God, maybe I should, I think, tugging my sports bra on over my head and slipping my arms into one of my familiar running shirts. How do you even recover from being the girl who flashed everyone at the fall dance?

I sit down on a bench and drop my head in my hands. Other than my stupid foot, I'd really been starting to like everything about this school. Sure, I still miss my brothers, and I still resent my dad for what he's done, but he's barely around, and I've almost been able to pretend that I'm just living in the city having a crazy adventure all on my own. Some adventure; maybe I've got a career in porn instead of running.

I don't know why my dress snapped, but I do know one thing; I never want to face anyone who's seen my topless, even if that means I have to avoid Rakesh forever.

Soft footsteps sound on the tile floor behind me, but I don't look up. After a moment, Coach Cypri's voice pierces my gloom. "I heard you won."
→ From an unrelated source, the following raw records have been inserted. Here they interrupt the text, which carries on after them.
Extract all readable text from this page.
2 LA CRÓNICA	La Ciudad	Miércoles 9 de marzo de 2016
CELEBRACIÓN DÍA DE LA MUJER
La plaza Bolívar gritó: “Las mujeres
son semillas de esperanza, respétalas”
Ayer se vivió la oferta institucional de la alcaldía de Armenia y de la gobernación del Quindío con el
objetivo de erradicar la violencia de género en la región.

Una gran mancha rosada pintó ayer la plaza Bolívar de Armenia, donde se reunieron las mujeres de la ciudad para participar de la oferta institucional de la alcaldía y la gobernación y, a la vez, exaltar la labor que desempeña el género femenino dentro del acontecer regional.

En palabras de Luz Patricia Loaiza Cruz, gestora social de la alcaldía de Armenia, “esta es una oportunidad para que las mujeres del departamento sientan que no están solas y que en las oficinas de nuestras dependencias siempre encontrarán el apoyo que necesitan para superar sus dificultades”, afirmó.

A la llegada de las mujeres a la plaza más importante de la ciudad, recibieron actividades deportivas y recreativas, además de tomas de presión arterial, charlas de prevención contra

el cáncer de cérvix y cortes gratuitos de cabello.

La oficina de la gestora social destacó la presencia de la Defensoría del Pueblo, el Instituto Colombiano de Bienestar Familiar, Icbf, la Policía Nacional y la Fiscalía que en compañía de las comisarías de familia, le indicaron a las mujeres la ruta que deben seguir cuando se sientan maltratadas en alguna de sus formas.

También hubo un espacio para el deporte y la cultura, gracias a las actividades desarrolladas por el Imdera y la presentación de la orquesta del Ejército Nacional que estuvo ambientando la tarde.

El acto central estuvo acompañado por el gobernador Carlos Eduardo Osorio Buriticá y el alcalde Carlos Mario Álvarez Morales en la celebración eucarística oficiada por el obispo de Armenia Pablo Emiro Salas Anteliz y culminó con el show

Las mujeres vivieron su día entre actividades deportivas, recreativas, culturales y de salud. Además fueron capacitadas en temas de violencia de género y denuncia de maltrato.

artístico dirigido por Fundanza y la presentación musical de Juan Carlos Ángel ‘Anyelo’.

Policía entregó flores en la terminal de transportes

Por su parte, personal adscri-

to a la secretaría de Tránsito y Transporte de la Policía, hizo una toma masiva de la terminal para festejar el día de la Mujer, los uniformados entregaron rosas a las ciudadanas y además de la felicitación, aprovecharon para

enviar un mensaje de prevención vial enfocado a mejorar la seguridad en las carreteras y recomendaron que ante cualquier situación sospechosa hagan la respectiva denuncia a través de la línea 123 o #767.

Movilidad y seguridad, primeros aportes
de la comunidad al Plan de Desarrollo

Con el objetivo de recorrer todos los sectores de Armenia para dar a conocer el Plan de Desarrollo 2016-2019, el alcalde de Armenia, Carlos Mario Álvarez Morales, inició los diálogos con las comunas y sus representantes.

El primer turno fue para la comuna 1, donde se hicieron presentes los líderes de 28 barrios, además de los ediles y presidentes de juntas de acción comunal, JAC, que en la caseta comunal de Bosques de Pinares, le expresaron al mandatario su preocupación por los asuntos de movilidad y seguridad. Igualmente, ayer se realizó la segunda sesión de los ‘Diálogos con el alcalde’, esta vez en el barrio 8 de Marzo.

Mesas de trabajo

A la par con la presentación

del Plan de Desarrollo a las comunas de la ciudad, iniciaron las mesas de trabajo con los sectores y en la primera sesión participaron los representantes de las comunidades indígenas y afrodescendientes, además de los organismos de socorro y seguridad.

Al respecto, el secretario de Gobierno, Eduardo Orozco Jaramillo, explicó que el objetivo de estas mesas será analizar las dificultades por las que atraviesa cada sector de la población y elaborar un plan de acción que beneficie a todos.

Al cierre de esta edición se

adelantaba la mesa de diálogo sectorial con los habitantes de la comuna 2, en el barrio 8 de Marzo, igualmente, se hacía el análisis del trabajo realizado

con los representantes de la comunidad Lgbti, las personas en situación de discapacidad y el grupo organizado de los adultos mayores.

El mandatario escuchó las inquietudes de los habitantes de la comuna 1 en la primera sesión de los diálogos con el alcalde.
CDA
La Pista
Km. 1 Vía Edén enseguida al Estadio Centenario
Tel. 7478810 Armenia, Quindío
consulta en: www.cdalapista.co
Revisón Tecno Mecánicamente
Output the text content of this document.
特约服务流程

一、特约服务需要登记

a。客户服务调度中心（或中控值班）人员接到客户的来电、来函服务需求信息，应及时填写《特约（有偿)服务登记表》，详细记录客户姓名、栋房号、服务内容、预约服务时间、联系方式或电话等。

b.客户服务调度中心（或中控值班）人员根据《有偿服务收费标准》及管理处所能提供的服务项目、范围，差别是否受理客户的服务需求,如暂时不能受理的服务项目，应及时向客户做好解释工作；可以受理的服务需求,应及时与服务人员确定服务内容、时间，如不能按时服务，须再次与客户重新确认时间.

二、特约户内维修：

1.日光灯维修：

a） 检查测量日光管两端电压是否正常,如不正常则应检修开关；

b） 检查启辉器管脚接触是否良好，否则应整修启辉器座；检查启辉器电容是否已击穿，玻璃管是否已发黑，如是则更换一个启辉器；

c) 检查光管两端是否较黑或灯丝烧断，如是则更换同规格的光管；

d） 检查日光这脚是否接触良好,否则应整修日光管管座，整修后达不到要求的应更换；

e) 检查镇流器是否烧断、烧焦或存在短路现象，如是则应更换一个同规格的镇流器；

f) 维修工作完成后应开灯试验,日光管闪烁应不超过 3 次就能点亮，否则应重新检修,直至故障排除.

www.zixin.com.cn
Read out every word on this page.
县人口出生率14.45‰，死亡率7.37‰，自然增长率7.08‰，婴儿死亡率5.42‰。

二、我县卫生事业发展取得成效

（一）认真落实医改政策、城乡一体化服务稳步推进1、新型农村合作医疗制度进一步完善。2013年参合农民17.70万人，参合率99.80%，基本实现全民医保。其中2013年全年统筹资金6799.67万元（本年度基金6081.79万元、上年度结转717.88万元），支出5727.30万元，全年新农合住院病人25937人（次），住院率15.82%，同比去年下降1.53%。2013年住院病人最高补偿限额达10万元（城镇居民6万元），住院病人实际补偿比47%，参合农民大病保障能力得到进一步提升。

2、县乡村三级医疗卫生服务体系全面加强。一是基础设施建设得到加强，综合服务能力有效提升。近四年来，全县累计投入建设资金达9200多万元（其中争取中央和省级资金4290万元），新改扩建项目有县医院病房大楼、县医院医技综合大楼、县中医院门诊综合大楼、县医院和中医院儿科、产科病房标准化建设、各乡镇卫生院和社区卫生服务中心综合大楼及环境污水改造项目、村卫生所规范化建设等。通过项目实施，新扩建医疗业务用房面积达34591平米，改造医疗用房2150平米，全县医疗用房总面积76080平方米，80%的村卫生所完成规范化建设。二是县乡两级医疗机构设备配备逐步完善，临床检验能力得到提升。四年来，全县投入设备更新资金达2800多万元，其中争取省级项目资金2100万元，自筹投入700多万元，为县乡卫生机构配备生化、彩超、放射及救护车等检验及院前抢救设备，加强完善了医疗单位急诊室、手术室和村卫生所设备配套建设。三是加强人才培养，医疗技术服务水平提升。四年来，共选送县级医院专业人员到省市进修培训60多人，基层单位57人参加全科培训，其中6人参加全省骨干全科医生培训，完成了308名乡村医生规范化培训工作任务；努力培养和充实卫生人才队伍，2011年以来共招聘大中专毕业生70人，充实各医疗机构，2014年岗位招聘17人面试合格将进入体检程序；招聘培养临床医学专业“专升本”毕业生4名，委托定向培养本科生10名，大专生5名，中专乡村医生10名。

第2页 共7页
I risk a glance at her, wondering if she's laughing at me, too, like all my classmates probably still are, but her face is unreadable. I sigh heavily. "If that's what you call it."

She holds out her hand, and I realize she's brought the apple with her. "You got the apple. You get the prize."

I laugh bitterly. "The only prize I want right now is for this night to have never happened."

She studies me for a moment, but then she simply says, "Done."

I snort. "Right. I wish it were that easy." No gift certificate or whatever it actually is is going to help me now.

Cypri shrugs, but her eyes glitter with something I can't name. "It's only ever as easy or as hard as you make it. Now, don't you think it's time to go home?"

My shoulders sag. Even my coach thinks I've screwed up past the point of repair if she's telling me to go home instead of giving me some syrupy pep talk about moving on from minor setbacks and getting back out there. Without looking at her, I stand up and grab my bag, kicking the dress further under the bench. "Fine. I'll see you on Monday."

I go out the back way, cutting through the door at the back of the locker room instead of going out to the gym and facing everyone again, and even though it's dark outside and I'm alone, I'm too numb to be worried about walking through the city at night. My misery must create some kind of protective shield around me or something, because I make it back to the apartment without anyone even glancing my way. When I get inside, I strip down, remove the cast, and hobble into the bathroom to take a long, hot shower. Even though I stand under the water until my leg starts to ache, nothing can erase the memory that plays on looping repeat in my mind; the sensation of water on my chest, the stares of my classmates, and their whispers and laughter as I fled.

Feeling pathetic, I crawl into bed and burrow under the covers, wishing it could be as easy as Coach Cypri said.